Car il ne faisait aucun doute que Green préparait
déjà sa campagne. La couverture médiatique
apportée à ses activités augmentait chaque jour et
l'attention qu'il prêtait à son habillement était
flagrante. Un éditorialiste, rappelant le succès de
l'actuel gouverneur dans l'accomplissement de ses deux mandats et le
soutien qu'il apportait à la candidature de Green, en concluait
que ce dernier avait toutes les chances d'être choisi pour
diriger l'Etat.
A la suite de cet article, Green était devenu pour son staff "notre cher leader".
Kerry admirait ses talents et son efficacité dans le domaine
juridique. Il menait remarquablement sa barque. Ses réserves
à son égard étaient d'une autre nature : à
plusieurs reprises durant ces dix dernières années, il
avait mis au placard un adjoint coupable d'une erreur accomplie de
bonne foi. Green était avant tout fidèle à ses
intérêts.
Elle savait que son éventuelle nomination au siège de
juge avait accru son importance aux yeux de Frank. "Il semblerait que
nous soyons promis à de grandes destinées", lui avait-il
dit dans un de ses rares accès d'exubérance et de
familiarité.
"Entrez, Kerry, disait-il à présent. Je voulais seulement
entendre de votre propre bouche des nouvelles de Robin. En apprenant
que vous aviez demandé au juge un report d'audience hier, je me
suis inquiété".
Elle le rassura, lui fit part brièvement des résultats de l'examen.

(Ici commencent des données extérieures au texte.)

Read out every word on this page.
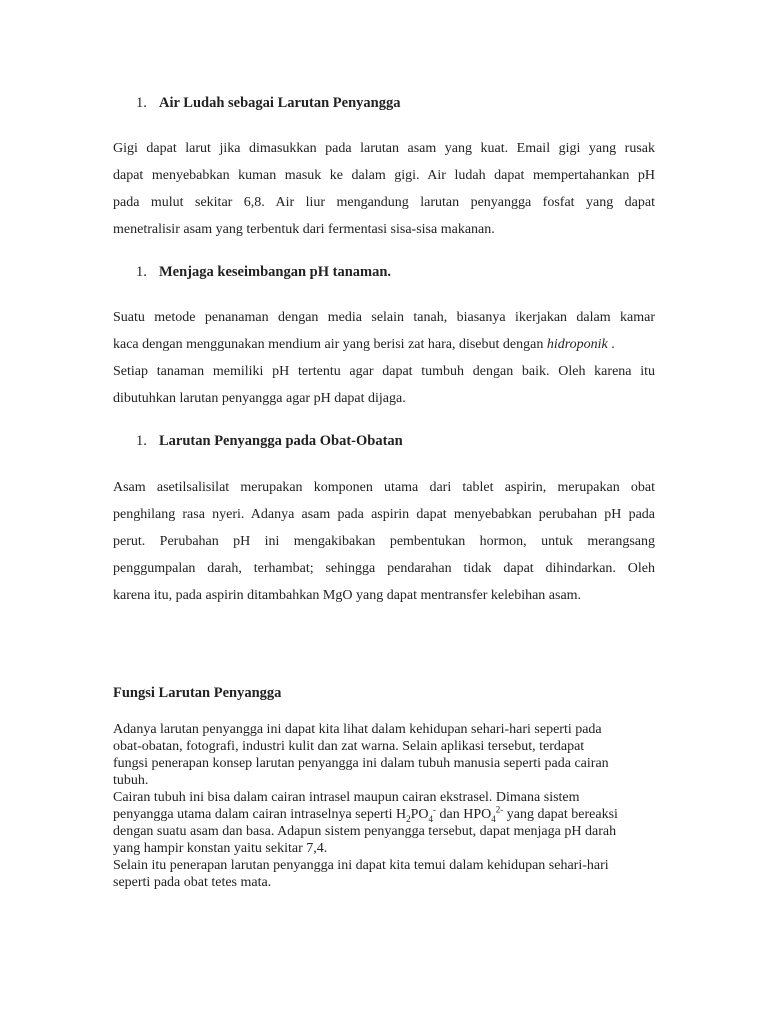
1. Air Ludah sebagai Larutan Penyangga
Gigi dapat larut jika dimasukkan pada larutan asam yang kuat. Email gigi yang rusak
dapat menyebabkan kuman masuk ke dalam gigi. Air ludah dapat mempertahankan pH
pada mulut sekitar 6,8. Air liur mengandung larutan penyangga fosfat yang dapat
menetralisir asam yang terbentuk dari fermentasi sisa-sisa makanan.
1. Menjaga keseimbangan pH tanaman.
Suatu metode penanaman dengan media selain tanah, biasanya ikerjakan dalam kamar
kaca dengan menggunakan mendium air yang berisi zat hara, disebut dengan hidroponik .
Setiap tanaman memiliki pH tertentu agar dapat tumbuh dengan baik. Oleh karena itu
dibutuhkan larutan penyangga agar pH dapat dijaga.
1. Larutan Penyangga pada Obat-Obatan
Asam asetilsalisilat merupakan komponen utama dari tablet aspirin, merupakan obat
penghilang rasa nyeri. Adanya asam pada aspirin dapat menyebabkan perubahan pH pada
perut. Perubahan pH ini mengakibakan pembentukan hormon, untuk merangsang
penggumpalan darah, terhambat; sehingga pendarahan tidak dapat dihindarkan. Oleh
karena itu, pada aspirin ditambahkan MgO yang dapat mentransfer kelebihan asam.
Fungsi Larutan Penyangga
Adanya larutan penyangga ini dapat kita lihat dalam kehidupan sehari-hari seperti pada
obat-obatan, fotografi, industri kulit dan zat warna. Selain aplikasi tersebut, terdapat
fungsi penerapan konsep larutan penyangga ini dalam tubuh manusia seperti pada cairan
tubuh.
Cairan tubuh ini bisa dalam cairan intrasel maupun cairan ekstrasel. Dimana sistem
penyangga utama dalam cairan intraselnya seperti $H_2PO_4^-$ dan $HPO_4^{2-}$ yang dapat bereaksi
dengan suatu asam dan basa. Adapun sistem penyangga tersebut, dapat menjaga pH darah
yang hampir konstan yaitu sekitar 7,4.
Selain itu penerapan larutan penyangga ini dapat kita temui dalam kehidupan sehari-hari
seperti pada obat tetes mata.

"Robin se trouvait avec son père au moment de l'accident, n'est-ce pas ? demanda-t-il.
- Oui. C'était Bob qui conduisait.
- Votre ex-mari semble avoir la poisse en ce moment. Je doute qu'il
puisse sortir Weeks d'affaire, cette fois-ci. Le bruit court qu'ils
vont l'épingler, et j'espère qu'ils y parviendront. C'est
un escroc, sinon pire". Il eut un geste de dégoût. "Je
suis heureux que Robin aille bien, et je sais que vous avez les choses
bien en main. Vous procédez au contre-interrogatoire de
l'inculpé aujourd'hui, n'est-ce pas ?
- Oui.
- Vous connaissant, je le plaindrais presque. Bonne chance".